- Type: Irish pub
- Location: Bundoran
- Coordinates: 54°28′44″N 8°16′40″W﻿ / ﻿54.4790°N 8.2779°W
- Built: Before 1900
- Original use: Guesthouse
- Owner: James Ward (1900–19??) James Brennan (1932?–1981) Nan Brennan (1981–2017) Patricia Brennan (1981–2018)

= Brennan's Criterion Bar =

Former Irish pub in Bundoran, County Donegal, Ireland

Brennan's Criterion Bar was an Irish pub in Bundoran, County Donegal.

==History==
The pub opened for business on Saint Patrick's Day, 1900. Owners James and Catherine Ward bought a former guesthouse and converted it to a pub. In 1933 the Wards' daughter, Mary, married James Brennan, who remained behind the bar until 1981 when his two daughters, Nan and Patricia, took over the business. Nan worked while Patricia cooked (or so Nan told The Irish Times shortly before her death).
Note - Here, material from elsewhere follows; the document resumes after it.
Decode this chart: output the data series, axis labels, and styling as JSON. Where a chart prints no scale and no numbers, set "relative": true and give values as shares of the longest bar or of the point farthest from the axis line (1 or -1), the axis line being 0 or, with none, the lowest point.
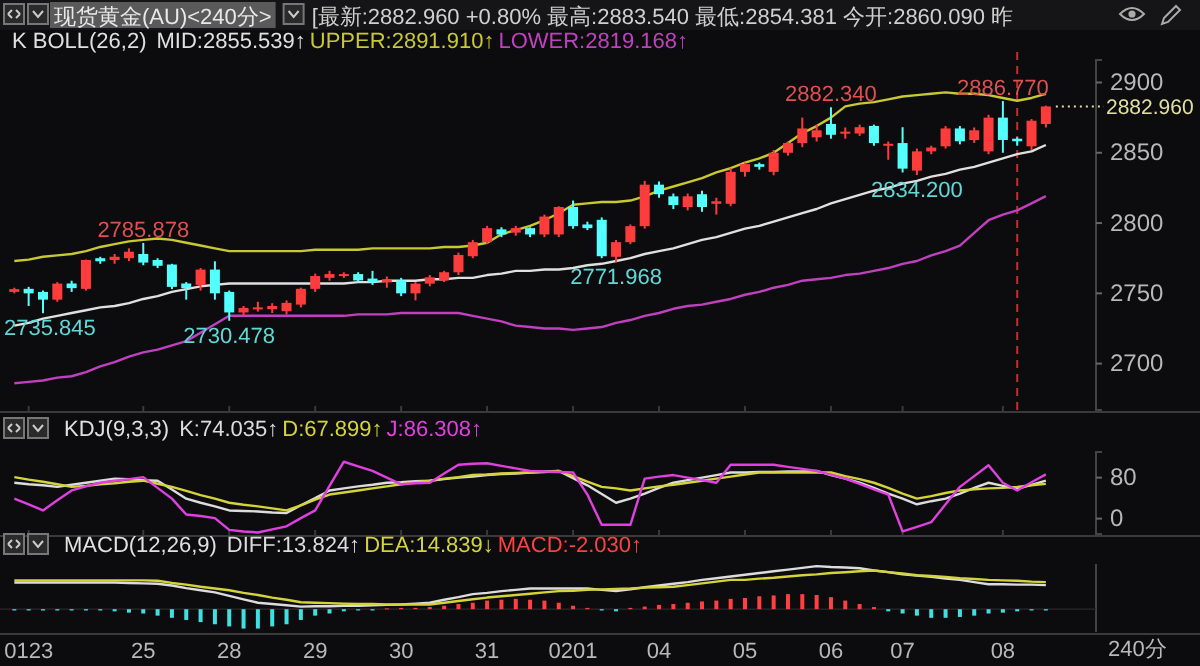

Part of the pub's appeal in its latter years was its lack of television, internet, and other modern conveniences (including live music), as well as its ban on swearing. Even professional musician and songwriter Phil Coulter, encouraged one evening to sing "The Town I Loved So Well", was not allowed to get away with breaking into song. In May 2015, TheJournal.ie named it on its list of "18 of the greatest Irish pubs that tourists (mostly) don't know about", stating: "Retreat here and find peace."

In 2013, Brennan's was featured in an RTÉ documentary, The Irish Pub. In March 2016, a reporter with The Boston Globe wrote a feature on the pub. In 2017, the sisters appeared together in a screen advertisement for Guinness. Nan's death in her early eighties in mid-August 2017 was reported in the national media. An elder sister, Cait, died in 2021, while a younger brother, Seamus, had died in 2007. Following Nan's death, Patricia (in her late seventies at the time her sister died) closed the pub. It shut its doors for the final time on the night of Sunday, 30 September 2018.